Four members of the editorial board reported on the manuscript: Gottlieb, administrative editor Peter Schwed, Justin Kaplan (then an executive assistant to Henry Simon and Max Schuster), and Henry Simon, younger brother of founder Richard Simon and by 1958 a vice president. In his report, Gottlieb wrote:



I still love this crazy book and very much want to do it. It is a very rare approach to the war—humor that slowly turns to horror. The funny parts are wildly funny, the serious parts are excellent. The whole certainly suffers somewhat by the two attitudes, but this can be partly overcome by revisions. The central character, Yossarian, must be strengthened somewhat—his single-minded drive to survive is both the comic and the serious center of the story.4





A page from the early manuscript, with revisions by Heller.

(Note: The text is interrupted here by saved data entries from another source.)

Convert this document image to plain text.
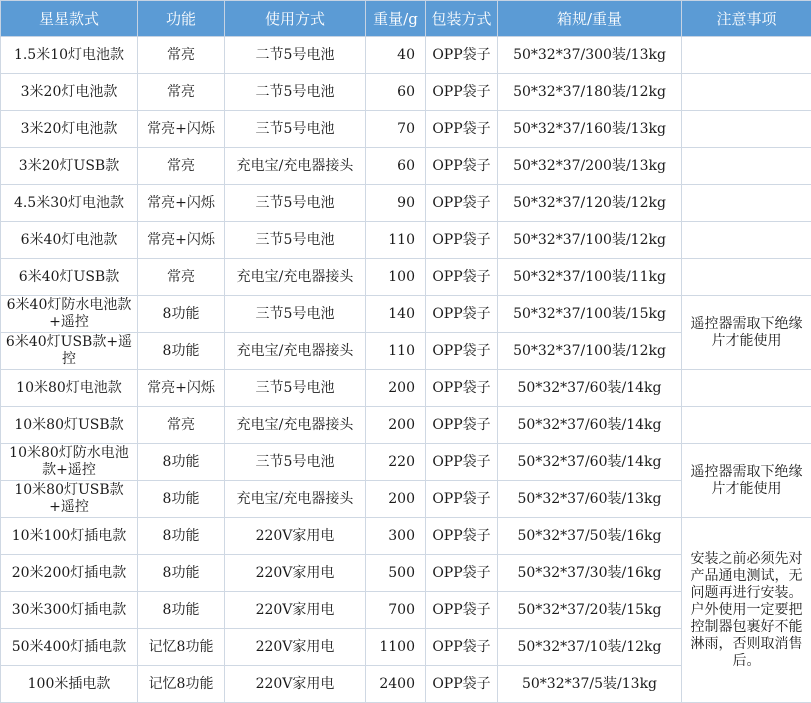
星星款式	功能	使用方式	重量/g	包装方式	箱规/重量	注意事项
1.5米10灯电池款	常亮	二节5号电池	40	OPP袋子	50*32*37/300装/13kg	
3米20灯电池款	常亮	二节5号电池	60	OPP袋子	50*32*37/180装/12kg	
3米20灯电池款	常亮+闪烁	三节5号电池	70	OPP袋子	50*32*37/160装/13kg	
3米20灯USB款	常亮	充电宝/充电器接头	60	OPP袋子	50*32*37/200装/13kg	
4.5米30灯电池款	常亮+闪烁	三节5号电池	90	OPP袋子	50*32*37/120装/12kg	
6米40灯电池款	常亮+闪烁	三节5号电池	110	OPP袋子	50*32*37/100装/12kg	
6米40灯USB款	常亮	充电宝/充电器接头	100	OPP袋子	50*32*37/100装/11kg	
6米40灯防水电池款+遥控	8功能	三节5号电池	140	OPP袋子	50*32*37/100装/15kg	遥控器需取下绝缘片才能使用
6米40灯USB款+遥控	8功能	充电宝/充电器接头	110	OPP袋子	50*32*37/100装/12kg	
10米80灯电池款	常亮+闪烁	三节5号电池	200	OPP袋子	50*32*37/60装/14kg	
10米80灯USB款	常亮	充电宝/充电器接头	200	OPP袋子	50*32*37/60装/14kg	
10米80灯防水电池款+遥控	8功能	三节5号电池	220	OPP袋子	50*32*37/60装/14kg	遥控器需取下绝缘片才能使用
10米80灯USB款+遥控	8功能	充电宝/充电器接头	200	OPP袋子	50*32*37/60装/13kg	
10米100灯插电款	8功能	220V家用电	300	OPP袋子	50*32*37/50装/16kg	安装之前必须先对产品通电测试，无问题再进行安装。户外使用一定要把控制器包裹好不能淋雨，否则取消售后。
20米200灯插电款	8功能	220V家用电	500	OPP袋子	50*32*37/30装/16kg	
30米300灯插电款	8功能	220V家用电	700	OPP袋子	50*32*37/20装/15kg	
50米400灯插电款	记忆8功能	220V家用电	1100	OPP袋子	50*32*37/10装/12kg	
100米插电款	记忆8功能	220V家用电	2400	OPP袋子	50*32*37/5装/13kg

Gottlieb was the strongest advocate, and both Schwed and Kaplan found it wildly funny but at times repetitive. Even Gottlieb conceded that the book would not be a big seller, although he felt that it was “bound to find real admirers in certain literary sets.” Henry Simon, however, found Yossarian’s escapades repetitive and at times offensive, and recommended against publication. In the end, Heller’s willingness to make revisions, and Gottlieb’s willingness to work with him, convinced the board to contract the book.

The 1955 appearance of chapter 1 in New World Writing had introduced the publishing world to Catch-18, and by the end of the decade news about the novel had spread by word of mouth from Heller’s agent, his publisher, and his own circle of friends and advertising associates. His contract had originally called for 1960 publication, but Heller needed all of 1960 to finish the manuscript and work it into shape for publication. By this time the 259-page typescript of 1958 had more than doubled in length; Heller had extended the existing episodes by interleaving handwritten pages of the familiar legal-sized yellow paper into the typescript, thus expanding it from seven to sixteen chapters (through “Luciana,” chapter 16 of the final work) without altering the order and basic structure of the earlier draft. But a major new manuscript section picked up where the original circulating typescript left off, adding another twenty-eight chapters to the increasingly complex narrative. Chapter 39, “The Eternal City,” had proven most troublesome; it took months to refine the dark tones of Yossarian’s final trip to Rome and create a smooth transition into the revelations of the novel’s concluding chapters.

During 1960, Heller prepared a new 758-page typescript from this conflation, and made revisions that included deletion of the original manuscript chapter 18, “Rosoff.” This chapter provided a chronological bridge between the “Soldier in White” chapter, set in the hospital on Pianosa, and “The Soldier Who Saw Everything Twice” chapter, a flashback into Yossarian’s earlier hospital episodes at Lowry Air Base in Denver, Colorado. The deleted chapter included an overlong but delightful digression into “PT” and team sports at Lowry, but Heller soon sensed that this interlude impeded the progress of the narrative. Other digressive episodes would have to be cut as well before the book would go to press.